Enterprises are moving quickly from AI experimentation to AI operations. That shift changes what organizations need from application delivery infrastructure.
For years, Kubernetes traffic management was often treated as a technical implementation detail. Platform teams selected an ingress controller, application teams configured routes, and security teams added controls where they could. That model worked when the primary challenge was serving web apps and APIs. It is less sufficient when the same platform must now support modern applications, distributed APIs, security policy, and AI inference workloads that consume scarce and expensive compute.
The 2026 F5 State of Application Strategy Report shows why this matters now: 78% of organizations are operating AI inference themselves, and 52% are using multi-model orchestration to adapt and extend their AI models. In practical terms, enterprises are not just calling a single model through a single service. They are running inference across environments, coordinating multiple models, and making AI part of production application architecture.

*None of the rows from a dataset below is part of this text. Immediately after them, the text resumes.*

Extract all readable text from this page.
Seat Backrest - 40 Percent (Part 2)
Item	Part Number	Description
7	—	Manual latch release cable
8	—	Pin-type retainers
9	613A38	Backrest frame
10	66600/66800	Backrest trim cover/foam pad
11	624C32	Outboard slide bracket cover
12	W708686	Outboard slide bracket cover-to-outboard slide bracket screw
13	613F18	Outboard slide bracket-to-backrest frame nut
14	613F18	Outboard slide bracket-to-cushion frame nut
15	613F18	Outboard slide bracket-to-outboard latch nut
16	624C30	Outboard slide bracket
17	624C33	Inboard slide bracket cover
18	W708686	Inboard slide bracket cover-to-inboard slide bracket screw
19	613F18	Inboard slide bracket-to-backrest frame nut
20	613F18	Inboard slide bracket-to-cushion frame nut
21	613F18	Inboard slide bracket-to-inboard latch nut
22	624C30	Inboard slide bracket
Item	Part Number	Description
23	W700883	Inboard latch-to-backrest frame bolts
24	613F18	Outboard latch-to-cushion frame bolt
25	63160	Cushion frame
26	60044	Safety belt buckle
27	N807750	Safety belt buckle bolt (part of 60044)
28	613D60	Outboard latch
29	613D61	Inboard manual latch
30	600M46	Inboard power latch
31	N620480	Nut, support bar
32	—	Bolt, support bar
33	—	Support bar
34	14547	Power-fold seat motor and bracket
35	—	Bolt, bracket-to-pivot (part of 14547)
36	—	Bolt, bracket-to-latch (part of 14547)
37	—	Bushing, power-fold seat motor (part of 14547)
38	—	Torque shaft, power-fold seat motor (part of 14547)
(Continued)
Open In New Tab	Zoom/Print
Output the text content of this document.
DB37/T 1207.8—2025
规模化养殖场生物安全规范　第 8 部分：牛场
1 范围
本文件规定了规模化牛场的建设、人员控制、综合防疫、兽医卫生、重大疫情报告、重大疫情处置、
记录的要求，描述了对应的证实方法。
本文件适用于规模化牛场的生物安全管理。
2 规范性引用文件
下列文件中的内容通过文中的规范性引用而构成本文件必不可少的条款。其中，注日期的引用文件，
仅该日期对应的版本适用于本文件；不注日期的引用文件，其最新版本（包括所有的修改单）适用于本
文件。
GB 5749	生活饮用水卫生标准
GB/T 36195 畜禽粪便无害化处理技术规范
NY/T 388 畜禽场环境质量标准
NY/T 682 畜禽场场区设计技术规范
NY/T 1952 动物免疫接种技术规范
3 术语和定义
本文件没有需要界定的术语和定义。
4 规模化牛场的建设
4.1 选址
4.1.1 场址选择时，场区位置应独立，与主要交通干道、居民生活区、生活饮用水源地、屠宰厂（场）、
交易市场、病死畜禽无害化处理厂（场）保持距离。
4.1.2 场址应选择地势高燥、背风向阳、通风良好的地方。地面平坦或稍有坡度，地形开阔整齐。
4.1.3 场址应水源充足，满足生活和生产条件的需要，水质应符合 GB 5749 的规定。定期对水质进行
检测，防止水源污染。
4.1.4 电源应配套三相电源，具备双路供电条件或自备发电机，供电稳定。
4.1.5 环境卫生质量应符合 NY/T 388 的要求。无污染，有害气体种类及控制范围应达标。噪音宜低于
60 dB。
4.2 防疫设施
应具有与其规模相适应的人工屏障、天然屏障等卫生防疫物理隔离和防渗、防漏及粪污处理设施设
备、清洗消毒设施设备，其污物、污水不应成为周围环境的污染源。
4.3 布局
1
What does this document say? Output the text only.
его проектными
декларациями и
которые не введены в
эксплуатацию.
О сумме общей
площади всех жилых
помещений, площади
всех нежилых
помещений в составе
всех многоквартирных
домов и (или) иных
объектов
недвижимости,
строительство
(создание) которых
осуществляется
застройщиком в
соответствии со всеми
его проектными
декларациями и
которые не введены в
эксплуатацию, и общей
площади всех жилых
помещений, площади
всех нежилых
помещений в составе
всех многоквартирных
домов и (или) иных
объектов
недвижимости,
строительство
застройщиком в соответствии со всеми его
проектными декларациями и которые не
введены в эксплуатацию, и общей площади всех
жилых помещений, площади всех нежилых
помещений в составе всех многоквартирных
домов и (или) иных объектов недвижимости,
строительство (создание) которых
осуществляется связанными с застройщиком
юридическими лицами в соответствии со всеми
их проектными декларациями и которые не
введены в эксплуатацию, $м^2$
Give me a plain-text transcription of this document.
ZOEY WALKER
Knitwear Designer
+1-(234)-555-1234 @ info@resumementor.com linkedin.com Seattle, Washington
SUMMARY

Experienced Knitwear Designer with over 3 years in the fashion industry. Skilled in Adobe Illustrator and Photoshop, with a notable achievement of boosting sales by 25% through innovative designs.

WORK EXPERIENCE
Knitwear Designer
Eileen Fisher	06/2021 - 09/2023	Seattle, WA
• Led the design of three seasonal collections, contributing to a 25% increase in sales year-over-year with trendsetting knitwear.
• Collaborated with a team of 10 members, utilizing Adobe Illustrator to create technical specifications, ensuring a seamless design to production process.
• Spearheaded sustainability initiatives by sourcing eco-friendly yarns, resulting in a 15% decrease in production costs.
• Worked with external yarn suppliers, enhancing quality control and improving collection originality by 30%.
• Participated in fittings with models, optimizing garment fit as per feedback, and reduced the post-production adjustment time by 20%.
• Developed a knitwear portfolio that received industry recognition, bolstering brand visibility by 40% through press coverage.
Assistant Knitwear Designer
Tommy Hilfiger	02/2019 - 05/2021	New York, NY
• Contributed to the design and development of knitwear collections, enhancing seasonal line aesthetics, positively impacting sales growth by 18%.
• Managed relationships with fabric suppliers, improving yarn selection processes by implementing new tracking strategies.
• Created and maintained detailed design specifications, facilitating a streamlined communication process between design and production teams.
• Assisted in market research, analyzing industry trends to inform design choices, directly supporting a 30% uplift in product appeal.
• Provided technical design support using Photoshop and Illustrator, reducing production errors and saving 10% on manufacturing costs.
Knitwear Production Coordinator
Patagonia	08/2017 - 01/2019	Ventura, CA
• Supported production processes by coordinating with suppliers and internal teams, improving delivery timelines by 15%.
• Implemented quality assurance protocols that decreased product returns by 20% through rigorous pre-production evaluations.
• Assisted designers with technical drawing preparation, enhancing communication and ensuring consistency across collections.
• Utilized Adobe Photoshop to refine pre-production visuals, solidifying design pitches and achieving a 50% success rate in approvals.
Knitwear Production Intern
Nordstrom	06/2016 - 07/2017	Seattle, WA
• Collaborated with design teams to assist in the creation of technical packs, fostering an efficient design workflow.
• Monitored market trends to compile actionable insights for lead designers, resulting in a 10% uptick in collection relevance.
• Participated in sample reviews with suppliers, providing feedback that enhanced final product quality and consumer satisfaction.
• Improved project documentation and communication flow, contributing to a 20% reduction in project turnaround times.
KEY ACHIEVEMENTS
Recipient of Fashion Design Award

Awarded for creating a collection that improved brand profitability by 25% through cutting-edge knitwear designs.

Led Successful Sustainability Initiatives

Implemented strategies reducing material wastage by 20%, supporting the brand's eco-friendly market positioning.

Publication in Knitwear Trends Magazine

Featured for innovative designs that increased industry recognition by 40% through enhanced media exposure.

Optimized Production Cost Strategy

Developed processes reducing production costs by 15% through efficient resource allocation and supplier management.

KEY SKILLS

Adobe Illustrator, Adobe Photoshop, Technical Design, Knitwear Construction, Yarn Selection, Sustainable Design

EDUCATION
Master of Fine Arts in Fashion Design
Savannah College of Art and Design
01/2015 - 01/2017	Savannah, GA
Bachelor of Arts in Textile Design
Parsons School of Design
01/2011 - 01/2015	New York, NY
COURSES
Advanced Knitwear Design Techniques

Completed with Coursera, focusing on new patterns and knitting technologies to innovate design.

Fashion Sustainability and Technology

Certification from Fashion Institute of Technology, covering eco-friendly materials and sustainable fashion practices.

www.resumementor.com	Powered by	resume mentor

AI brings new urgency to a long-standing enterprise challenge: how to give teams the speed they need while maintaining governance, security, and operational consistency.
F5 NGINX Gateway Fabric helps answer that question by bringing three important capabilities together: conformance with Gateway API 1.5, integration with F5 WAF for NGINX, and support for the Gateway API Inference Extension. Together, these capabilities point to a more standardized, secure, and AI-ready approach to Kubernetes traffic management.
“The gateway is no longer only about getting traffic into a cluster. It is becoming a control point for how modern applications, APIs, and AI services are delivered, protected, and operated at scale.”
Why standards matter
Gateway API is becoming an important standard for Kubernetes traffic management because it addresses a familiar enterprise challenge: too many teams solving the same problem in different ways.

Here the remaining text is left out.